Someone who goes by “No Context French” told me they got their Macron photos from Midjourney. They told me that anyone could “zoom in and read the comments to determine that these photographs are not real” when I asked why they didn’t designate the images as phony.
AI Photos Taking Over Your Social Feed
They didn’t back down when I said some individuals had been fooled by the pictures. They told me, “We know that these photographs are not real because of all these imperfections,” and then they sent me enlarged screenshots of the digital flaws. They didn’t answer my question concerning the small percentage of people who don’t bother to read the fine print, especially on a mobile phone’s screen.
On Monday, Eliot Higgins, co-founder of the investigative journalism group Bellingcat, played off widespread hopes for Trump’s arrest by tweeting phony photographs he’d made of Trump being arrested. More than 5 million people viewed the photographs without any identification. Higgins later claimed that he was no longer allowed to use Midjourney.

Twitter detectives may be able to spot the distorted hands and distorted faces of AI-generated photos, but many regular users are still fooled. WhatsApp users in Brazil were inundated with false information about the legitimacy of their presidential election last October, prompting many to riot in support of ex-president Jair Bolsonaro, who ultimately lost the election.

When an image is shared on a small screen at the height of the news cycle by someone you trust, it is much more difficult to spot flaws and fakery. As a fully encrypted messaging app, WhatsApp has limited ability to prevent the spread of false information, such as photos that are shared endlessly among friends, families, and groups.

Although Higgins and “No Context French” was only trying to pull a prank, the widespread extent to which their posts were believed to be genuine highlights a serious threat to the future of social media and, by extension, to society at large.

On Tuesday, TikTok revised its terms of service to prohibit artificial intelligence-generated content that is misleading. 2 The most recent version of Twitter’s policy on artificial media states that users should not distribute deceptive images and that the company “may label tweets containing misleading media.” Twitter’s new auto reply for the media is the poop emoji, which I received when I questioned the Elon Musk-led firm why it hadn’t labeled the bogus Trump and Macron images as they went viral.

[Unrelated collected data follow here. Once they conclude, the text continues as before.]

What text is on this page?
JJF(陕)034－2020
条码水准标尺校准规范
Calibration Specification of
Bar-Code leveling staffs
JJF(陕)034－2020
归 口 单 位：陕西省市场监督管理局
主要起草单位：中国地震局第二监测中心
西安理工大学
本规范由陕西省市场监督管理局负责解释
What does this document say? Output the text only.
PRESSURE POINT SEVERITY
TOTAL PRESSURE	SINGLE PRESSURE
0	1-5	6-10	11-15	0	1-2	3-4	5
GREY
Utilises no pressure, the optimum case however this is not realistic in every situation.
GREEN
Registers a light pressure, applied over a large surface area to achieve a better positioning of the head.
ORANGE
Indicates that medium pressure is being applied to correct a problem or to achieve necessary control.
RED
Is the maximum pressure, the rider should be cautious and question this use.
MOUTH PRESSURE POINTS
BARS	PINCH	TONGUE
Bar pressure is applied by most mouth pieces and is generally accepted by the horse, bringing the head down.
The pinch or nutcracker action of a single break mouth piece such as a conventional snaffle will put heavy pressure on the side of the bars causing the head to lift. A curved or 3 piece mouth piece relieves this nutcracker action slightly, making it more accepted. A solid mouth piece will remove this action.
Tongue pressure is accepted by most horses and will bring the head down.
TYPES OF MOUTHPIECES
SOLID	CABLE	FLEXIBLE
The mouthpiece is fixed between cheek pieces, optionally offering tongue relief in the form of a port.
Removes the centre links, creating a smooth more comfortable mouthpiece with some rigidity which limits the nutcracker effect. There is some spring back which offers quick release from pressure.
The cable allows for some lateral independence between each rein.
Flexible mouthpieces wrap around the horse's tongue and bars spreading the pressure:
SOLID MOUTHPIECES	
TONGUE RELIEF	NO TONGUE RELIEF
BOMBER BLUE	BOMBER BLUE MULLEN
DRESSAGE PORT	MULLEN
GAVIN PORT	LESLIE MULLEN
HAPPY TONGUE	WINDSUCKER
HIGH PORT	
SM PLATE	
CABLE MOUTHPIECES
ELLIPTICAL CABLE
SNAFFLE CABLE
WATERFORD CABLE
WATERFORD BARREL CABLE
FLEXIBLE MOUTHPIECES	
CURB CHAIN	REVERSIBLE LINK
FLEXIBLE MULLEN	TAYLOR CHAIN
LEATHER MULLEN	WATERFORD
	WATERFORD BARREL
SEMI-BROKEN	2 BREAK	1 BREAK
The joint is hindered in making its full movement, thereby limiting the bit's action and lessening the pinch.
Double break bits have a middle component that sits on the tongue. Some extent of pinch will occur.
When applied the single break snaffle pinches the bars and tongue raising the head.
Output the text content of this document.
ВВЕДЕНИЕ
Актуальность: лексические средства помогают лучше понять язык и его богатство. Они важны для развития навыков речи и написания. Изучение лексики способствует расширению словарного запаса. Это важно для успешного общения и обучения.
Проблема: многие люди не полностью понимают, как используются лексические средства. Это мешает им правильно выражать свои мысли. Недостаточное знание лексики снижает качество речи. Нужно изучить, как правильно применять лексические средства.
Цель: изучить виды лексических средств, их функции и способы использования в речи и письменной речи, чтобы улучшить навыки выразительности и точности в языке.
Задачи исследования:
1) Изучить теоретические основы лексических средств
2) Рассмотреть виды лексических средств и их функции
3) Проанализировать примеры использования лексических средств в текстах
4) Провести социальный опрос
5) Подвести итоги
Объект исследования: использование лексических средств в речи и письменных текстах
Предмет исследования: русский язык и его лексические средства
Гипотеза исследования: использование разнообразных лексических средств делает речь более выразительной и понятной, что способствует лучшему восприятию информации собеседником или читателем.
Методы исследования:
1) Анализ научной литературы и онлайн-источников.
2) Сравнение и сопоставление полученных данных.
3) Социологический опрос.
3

Those that promoted the Trump photos as authentic with clickbait hashtags like “BREAKING” have been reported to Twitter’s Community Notes, a feature that allows users to provide background information about specific tweets. But, with Musk at the helm, Twitter has become increasingly permissive of content, which means false photos may do particularly well there.

Although Meta Platforms Inc. promised in 2020 that it will eliminate all AI-generated media designed to deceive consumers, as of Wednesday, at least one “Trump arrest” image shared by a Facebook user as true news had not been removed. 4 Meta did not provide any commentary after being asked.

With the proliferation of generative AI technologies like Midjourney and ChatGPT, it will become increasingly difficult for the general public to tell fiction from fact. Last year, the founder of one of these AI tools informed me that the solution to this problem was straightforward: we just need to make some changes.

Already, I find myself wondering whether or not the true photographs of politicians I see on social media are authentic. Many of us will become skeptics because of AI tools. They might lead the charge in spreading false information among the more impressionable members of society.